Neil Barofsky, the special inspector general for the US bank bailout, released his quarterly report to Congress Saturday, saying, “It is hard to see how any of the fundamental problems in the [financial] system have been addressed to date.”
The document claimed that the financial system is more dangerous now than ever before because banks have reason to think the government will step in again when their speculative bets go bad. “Even if TARP saved our financial system from driving off a cliff back in 2008, absent meaningful reform, we are still driving on the same winding mountain road, but this time in a faster car,” Barofsky wrote.
Following the financial meltdown, the biggest banks grew even bigger as they bought up their failed rivals. As Barofsky put it in his report, “To the extent that huge, interconnected, ‘too big to fail’ institutions contributed to the crisis, those institutions are now even larger, in part because of the substantial subsidies provided by TARP and other bailout programs.”
But instead of cracking down on the types of speculation that contributed to the meltdown, the report makes clear that the government has done everything it could to assure the banks that they will receive whatever assistance they ask for in the future. This was accomplished by extending the bailout through October 2010, despite the fact that most banks repaid their TARP money the previous year.

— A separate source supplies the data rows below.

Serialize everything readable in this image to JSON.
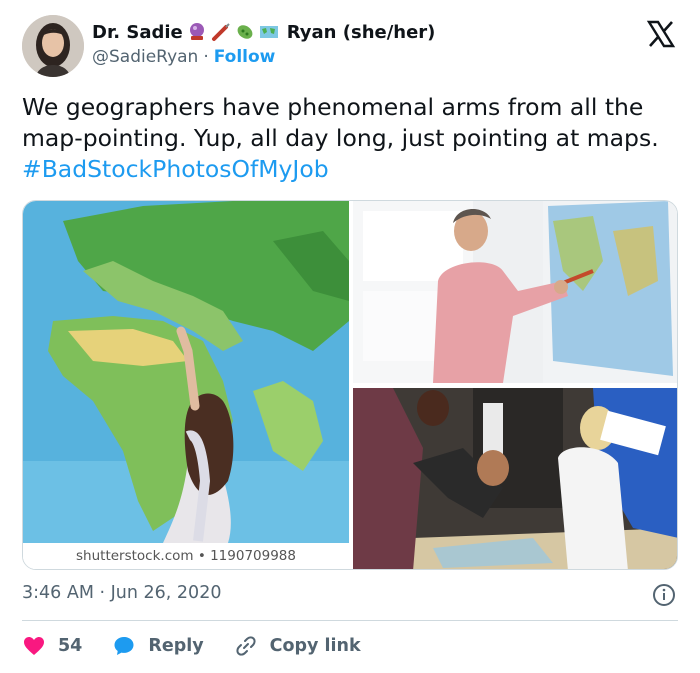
{
  "author": {
    "name_first": "Dr. Sadie",
    "name_last": "Ryan (she/her)",
    "handle": "@SadieRyan",
    "separator": "·",
    "follow_label": "Follow",
    "name_emojis": [
      "crystal-ball-icon",
      "syringe-icon",
      "microbe-icon",
      "world-map-icon"
    ]
  },
  "tweet": {
    "text": "We geographers have phenomenal arms from all the map-pointing. Yup, all day long, just pointing at maps. ",
    "hashtag": "#BadStockPhotosOfMyJob"
  },
  "media": {
    "watermark": "shutterstock.com • 1190709988"
  },
  "meta": {
    "timestamp": "3:46 AM · Jun 26, 2020"
  },
  "actions": {
    "likes_count": "54",
    "reply_label": "Reply",
    "copy_link_label": "Copy link"
  },
  "colors": {
    "accent": "#1d9bf0",
    "like": "#f91880",
    "text": "#0f1419",
    "muted": "#536471"
  }
}
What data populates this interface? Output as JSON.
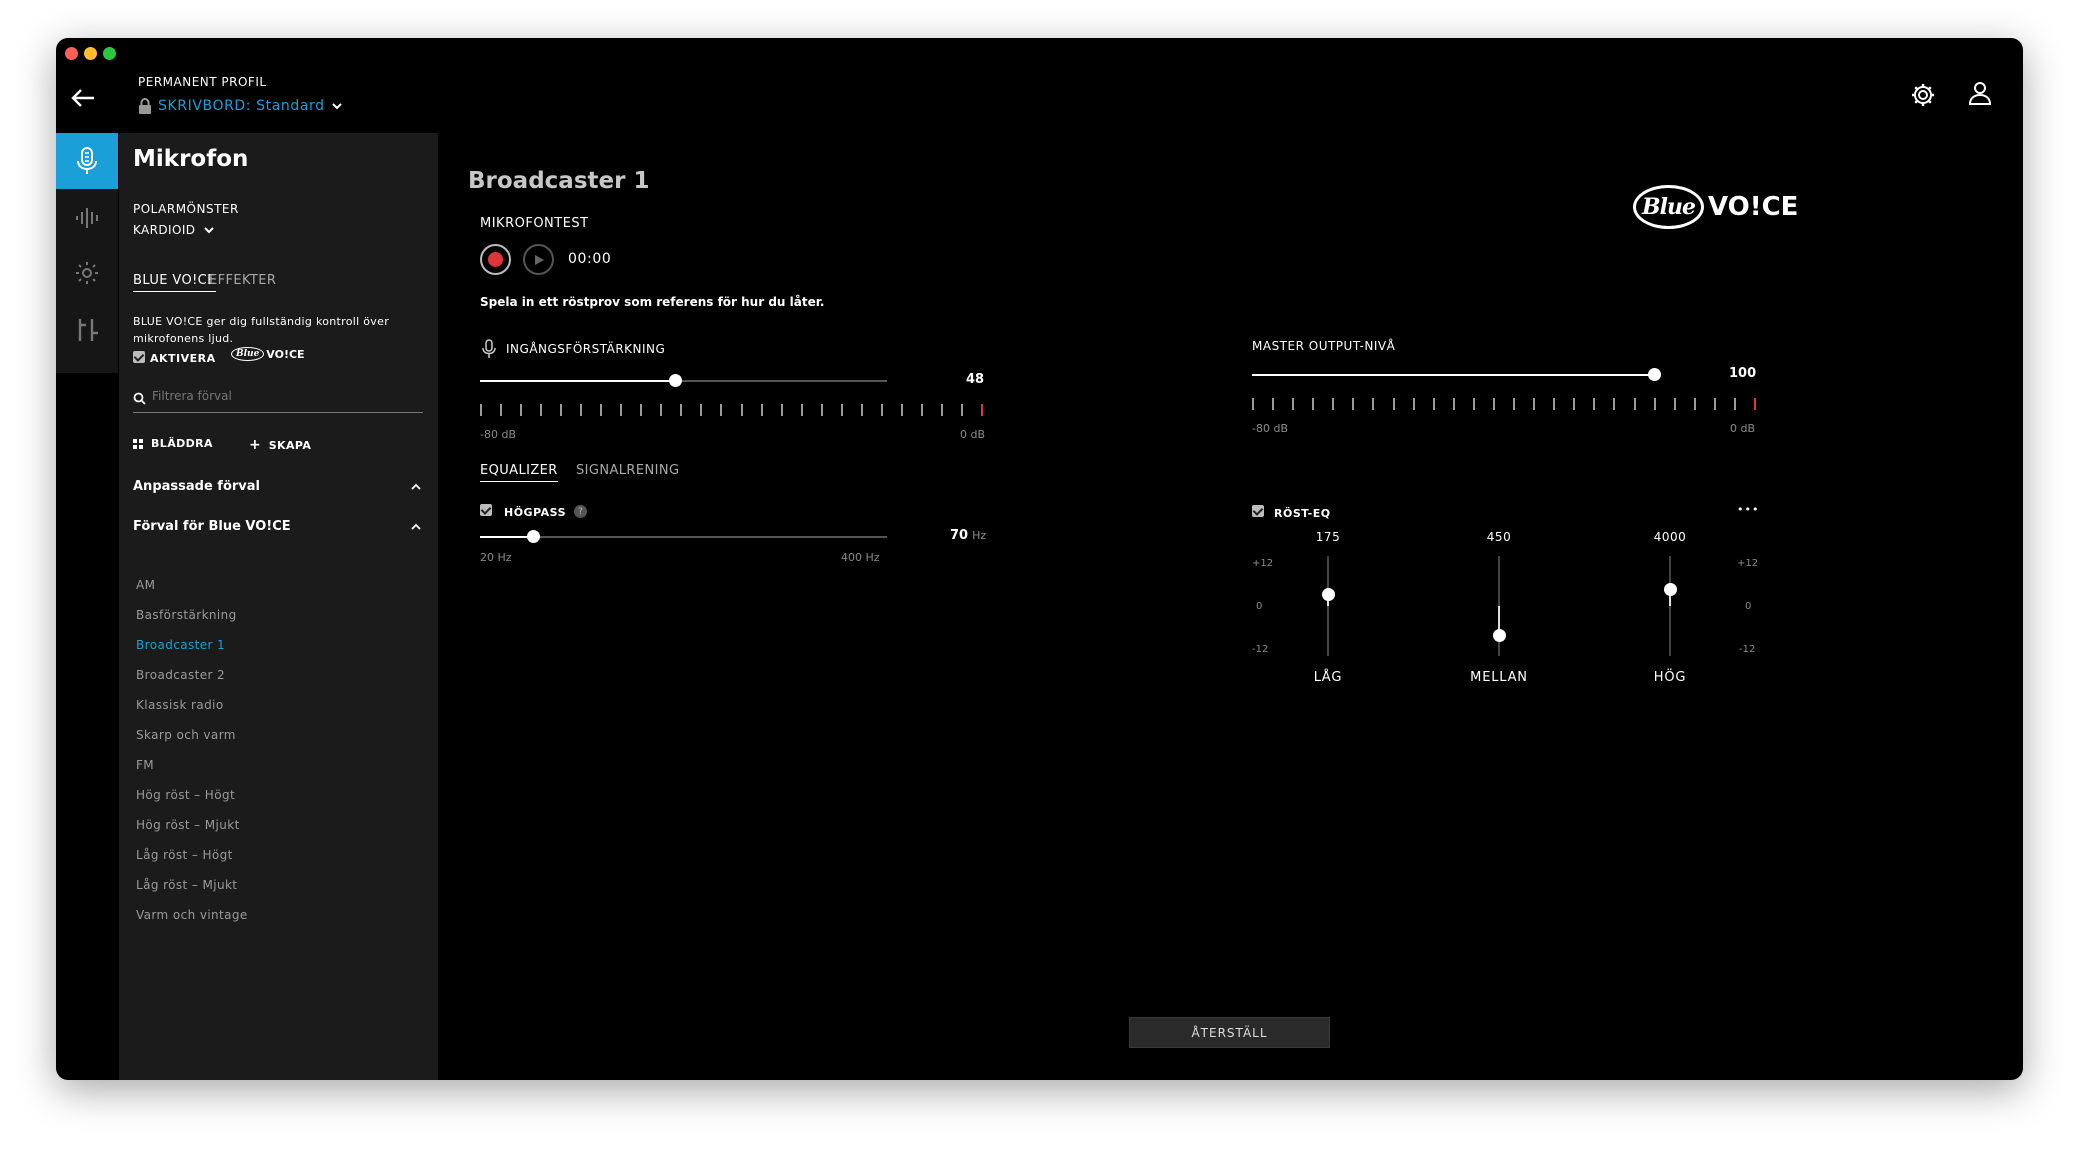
{
  "header": {
    "profile_label": "PERMANENT PROFIL",
    "profile_value": "SKRIVBORD: Standard"
  },
  "panel": {
    "title": "Mikrofon",
    "polar_label": "POLARMÖNSTER",
    "polar_value": "KARDIOID",
    "tabs": [
      "BLUE VO!CE",
      "EFFEKTER"
    ],
    "description": "BLUE VO!CE ger dig fullständig kontroll över mikrofonens ljud.",
    "activate_label": "AKTIVERA",
    "activate_logo_blue": "Blue",
    "activate_logo_voice": "VO!CE",
    "filter_placeholder": "Filtrera förval",
    "browse_label": "BLÄDDRA",
    "create_label": "SKAPA",
    "custom_presets_label": "Anpassade förval",
    "blue_presets_label": "Förval för Blue VO!CE",
    "presets": [
      "AM",
      "Basförstärkning",
      "Broadcaster 1",
      "Broadcaster 2",
      "Klassisk radio",
      "Skarp och varm",
      "FM",
      "Hög röst – Högt",
      "Hög röst – Mjukt",
      "Låg röst – Högt",
      "Låg röst – Mjukt",
      "Varm och vintage"
    ],
    "selected_preset": "Broadcaster 1"
  },
  "main": {
    "title": "Broadcaster 1",
    "mictest_label": "MIKROFONTEST",
    "timer": "00:00",
    "hint": "Spela in ett röstprov som referens för hur du låter.",
    "logo_blue": "Blue",
    "logo_voice": "VO!CE",
    "input_gain": {
      "label": "INGÅNGSFÖRSTÄRKNING",
      "value": "48",
      "min": "-80 dB",
      "max": "0 dB",
      "fraction": 0.48
    },
    "master": {
      "label": "MASTER OUTPUT-NIVÅ",
      "value": "100",
      "min": "-80 dB",
      "max": "0 dB",
      "fraction": 1.0
    },
    "tabs": [
      "EQUALIZER",
      "SIGNALRENING"
    ],
    "highpass": {
      "label": "HÖGPASS",
      "help": "?",
      "value": "70",
      "unit": "Hz",
      "min": "20 Hz",
      "max": "400 Hz",
      "fraction": 0.13
    },
    "voice_eq": {
      "label": "RÖST-EQ",
      "more": "•••",
      "scale": [
        "+12",
        "0",
        "-12"
      ],
      "bands": [
        {
          "freq": "175",
          "name": "LÅG",
          "gain_db": 3
        },
        {
          "freq": "450",
          "name": "MELLAN",
          "gain_db": -7
        },
        {
          "freq": "4000",
          "name": "HÖG",
          "gain_db": 4
        }
      ]
    },
    "reset_label": "ÅTERSTÄLL"
  },
  "colors": {
    "accent": "#1a9fd9",
    "panel_bg": "#1b1b1b",
    "window_bg": "#000000",
    "record": "#e0343b"
  }
}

Barofsky questioned the US government’s rationale for allowing banks that “have shown questionable ability to return to profitability” to exit TARP, while losing the ability to control their actions as a holder of preferred stock. Later, Barofsky linked banks’ speedy exit from TARP to their urge to “avoid. .. pay restrictions” for executives and traders.
The report emphasized that, despite the trillions of dollars provided by the bailout, the banks have continued to decrease lending. Barofsky stated, “Although there was this public disclosure that the purpose of these programs was to increase lending, very little, if anything, was done to encourage or direct lending.”
What Barofsky does not admit, however, is that this was the intention of the plan all along. The bank bailout was sold to the American people as a means to put people back to work, and allow individuals and small businesses to borrow. But this was only a cover. The TARP was not conceived chiefly as a way of stabilizing the economic meltdown, but rather a means to cover the bad bets of the banks with taxpayer money.
This is the reason why the government has stood by while banks constrict their lending during the worst economic downturn since the Great Depression. The report notes that a TARP program to provide for small business lending passed nearly a year ago has yet to be implemented.
The report also shows that only a minuscule fraction of the money promised by the Obama administration to help modify home mortgages—$15 million out of $75 billion—had been paid out as of December.
Despite this, the “TARP foreclosure prevention program has only permanently modified a small fraction of eligible mortgages,” Barofsky noted. In fact, fewer than 7 percent of the people who signed up for the program had been helped.
Barofsky warned about the extent to which the US government has intervened in the mortgage market, saying that its intervention risks “re-inflating the bubble” in home prices. The report said the government has increased home values through “purchases and guarantees, either direct or implicit, of nearly all of the residential mortgage market.”
The report adds, “The Government has done more than simply support the mortgage market, in many ways it has become the mortgage market, with the taxpayer shouldering the risk that had once been borne by the private investor.”
Barofsky’s comments point to the underlying reasons for the slight improvement in home prices in recent months. As consumers have only gotten poorer as incomes fell and unemployment rose, analysts have attributed nearly all increases in demand for homes to government intervention.
The Obama administration’s first-time homebuyer tax credit, which provides $8,000 in tax savings to people buying their first home, has been extended through to this year.
Many analysts caution that housing values have even further to fall. Daniel Alpert, a managing partner of investment bank Westwood Capital, told the New York Times that he expects housing values to fall another 8 to 10 percent from their lowest values.
The report also noted a sharp increase in the number of investigations being carried out by Barofsky’s office. Investigations of misconduct related to the TARP have increased by 41 percent from the third to the fourth quarter. Barofsky’s office launched 25 probes in the last three months of the year, and had 77 total active cases.
Barofsky’s office is also investigating the New York Federal Reserve after emails were published last month showing the bank, then under the leadership of present Treasury Secretary Timothy Geithner, instructed AIG executives to conceal details regarding who ultimately received government funds related to the AIG bailout.